L’alcool : plus dangereux que l’héroïne ou l’ecstasy

Quatres bouteilles d'alcoolUne nouvelle méthode de classement des drogues, basée sur le préjudice causé à l’utilisateur et aux autres, place l’alcool devant l’héroïne et le crack en termes de dangerosité. Cette échelle, développée par des experts toxicologues anglais sous la direction du Pr David Nutt, vient d’être publiée dans la prestigieuse revue The Lancet.

Les drogues, au rang desquelles figurent l’alcool et le tabac pour la dépendance physique et psychique qu’ils engendrent, sont à l’origine de nombreux maux, tant individuels que sociaux. Pour mieux guider les décideurs dans le domaine de la politique de santé ou des services sociaux, les préjudices causés par la drogue doivent être correctement évalués. Une tâche délicate en raison de la multiplicité des effets délétères des drogues sur l’individu ou la société.

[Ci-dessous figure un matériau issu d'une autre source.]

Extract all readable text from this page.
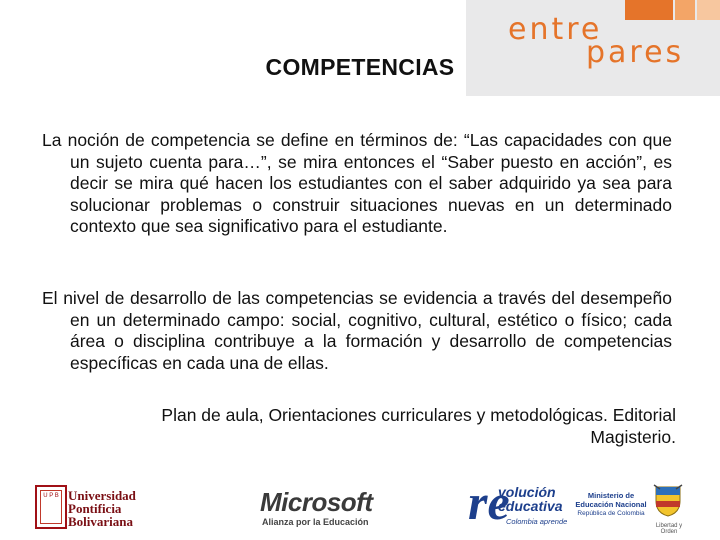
entre
pares
COMPETENCIAS

La noción de competencia se define en términos de: “Las capacidades con que un sujeto cuenta para…”, se mira entonces el “Saber puesto en acción”, es decir se mira qué hacen los estudiantes con el saber adquirido ya sea para solucionar problemas o construir situaciones nuevas en un determinado contexto que sea significativo para el estudiante.

El nivel de desarrollo de las competencias se evidencia a través del desempeño en un determinado campo: social, cognitivo, cultural, estético o físico; cada área o disciplina contribuye a la formación y desarrollo de competencias específicas en cada una de ellas.

Plan de aula, Orientaciones curriculares y metodológicas. Editorial
Magisterio.
U P B Universidad
Pontificia
Bolivariana
Microsoft
Alianza por la Educación re
volución
educativa
Colombia aprende
Ministerio de
Educación Nacional
República de Colombia
Libertad y Orden
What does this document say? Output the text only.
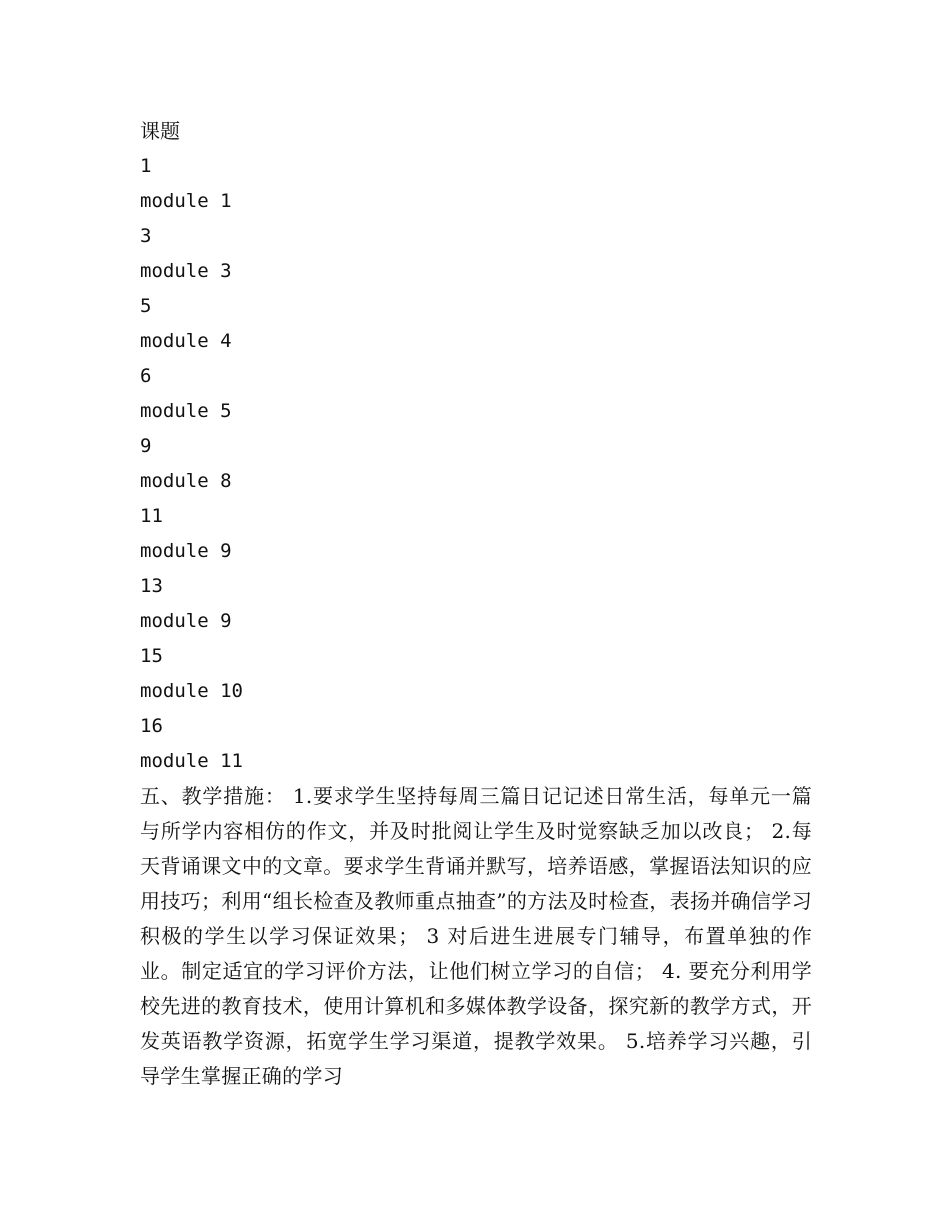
课题
1
module 1
3
module 3
5
module 4
6
module 5
9
module 8
11
module 9
13
module 9
15
module 10
16
module 11
五、教学措施： 1.要求学生坚持每周三篇日记记述日常生活，每单元一篇与所学内容相仿的作文，并及时批阅让学生及时觉察缺乏加以改良； 2.每天背诵课文中的文章。要求学生背诵并默写，培养语感，掌握语法知识的应用技巧；利用“组长检查及教师重点抽查”的方法及时检查，表扬并确信学习积极的学生以学习保证效果； 3 对后进生进展专门辅导，布置单独的作业。制定适宜的学习评价方法，让他们树立学习的自信； 4. 要充分利用学校先进的教育技术，使用计算机和多媒体教学设备，探究新的教学方式，开发英语教学资源，拓宽学生学习渠道，提教学效果。 5.培养学习兴趣，引导学生掌握正确的学习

Lorsque le professeur Nutt et ses collègues ont tenté une première évaluation en 2007, ils ont fait appel à des experts pour classer chaque drogue en fonction de neuf critères de nuisance, allant de la nocivité intrinsèque des drogues aux coûts sanitaires et sociaux. Cette analyse a suscité beaucoup d’intérêt et un débat public, même si elle a été confrontée au problème du choix des neuf critères et à l’absence de toute pondération entre eux.
Pour remédier à ces inconvénients, les auteurs ont soumis les méfaits des drogues à une analyse multicritère de décision. Cette technique d’analyse a été utilisée avec succès pour aider les décideurs confrontés à des problèmes complexes caractérisés par de nombreux objectifs contradictoires, tels que les politiques d’élimination des déchets nucléaires.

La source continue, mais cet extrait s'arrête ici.